Alexis Mollomo

Alexis Mollomo’s narrative tableaux at Ogle Gallery combine a loose, contemporary sensibility with a fine-honed channeling of Flemish Renaissance portraiture and landscape painting. In Keep a Snake in your Pocket, her sophomore show at Ogle, she peppers her panels with arcane symbols that suggest myriad interpretations, drawing from psychoanalysis, myth, and shamanism. Totem poles, burning fields spewing portentous clouds, and androgynous figures wearing sexy boots are among her recurring motifs, populating a world that seems post-apocalyptic, yet somehow ripe for hope. Never one to shy from self-examination, she uses the show to confront and exorcise the demons that haunt post-feminist women, herself included. Portraits of faces covered with hornets, butterflies, and moss portray states of conflict, anxiety, and torpor. Marriage shows a man and woman in a wicker boat on stormy seas, their cozy home on the distant shore, the woman vomiting up torrents of algae as her dogged husband keeps on rowing. In I Might Save You, a mother, pushing a symbolic wheelbarrow filled with milk, stands frozen outside her house as the structure catches fire with her son trapped inside. As smoke billows from the roof and nearby animals bolt for the hills, the woman is paralyzed in the split-second before action. Does she do what she’s supposed to do and run into flames to rescue the boy?
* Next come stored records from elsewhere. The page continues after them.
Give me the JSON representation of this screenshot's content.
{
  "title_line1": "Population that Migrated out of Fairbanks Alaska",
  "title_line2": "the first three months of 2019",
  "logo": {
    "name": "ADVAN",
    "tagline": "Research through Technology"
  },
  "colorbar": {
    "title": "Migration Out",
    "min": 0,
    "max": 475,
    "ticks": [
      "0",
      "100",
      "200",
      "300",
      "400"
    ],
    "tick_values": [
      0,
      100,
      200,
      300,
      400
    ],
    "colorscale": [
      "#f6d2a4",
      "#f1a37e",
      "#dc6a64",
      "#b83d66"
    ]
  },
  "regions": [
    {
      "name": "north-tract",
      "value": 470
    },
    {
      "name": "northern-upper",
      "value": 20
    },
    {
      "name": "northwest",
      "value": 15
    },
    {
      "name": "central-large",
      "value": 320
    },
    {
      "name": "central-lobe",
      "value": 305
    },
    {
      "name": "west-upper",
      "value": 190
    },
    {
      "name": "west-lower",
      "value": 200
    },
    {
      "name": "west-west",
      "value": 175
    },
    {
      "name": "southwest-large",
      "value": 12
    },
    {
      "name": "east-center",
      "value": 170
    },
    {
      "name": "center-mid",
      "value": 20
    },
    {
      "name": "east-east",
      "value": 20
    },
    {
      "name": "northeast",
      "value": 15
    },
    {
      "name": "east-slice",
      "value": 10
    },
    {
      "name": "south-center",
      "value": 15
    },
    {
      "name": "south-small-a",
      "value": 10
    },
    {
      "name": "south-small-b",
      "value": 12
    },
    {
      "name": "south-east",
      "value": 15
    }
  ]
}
Abandon him and join the goats and squirrels in their flight? Or avoid the quandary altogether by diving down a dark hole only paces away, which may or may not represent the option of suicide? This a dilemma rarely portrayed in art: the “Oh shit!” moment when heroism and escapism become equally valid Manichean alternatives. Because humans are wired for hope, we expect the mother will snap out of her indecision and do what she would do in a Sandra Bullock film. Fortunately, Mollomo is more interested in ambiguity than in Hollywood endings.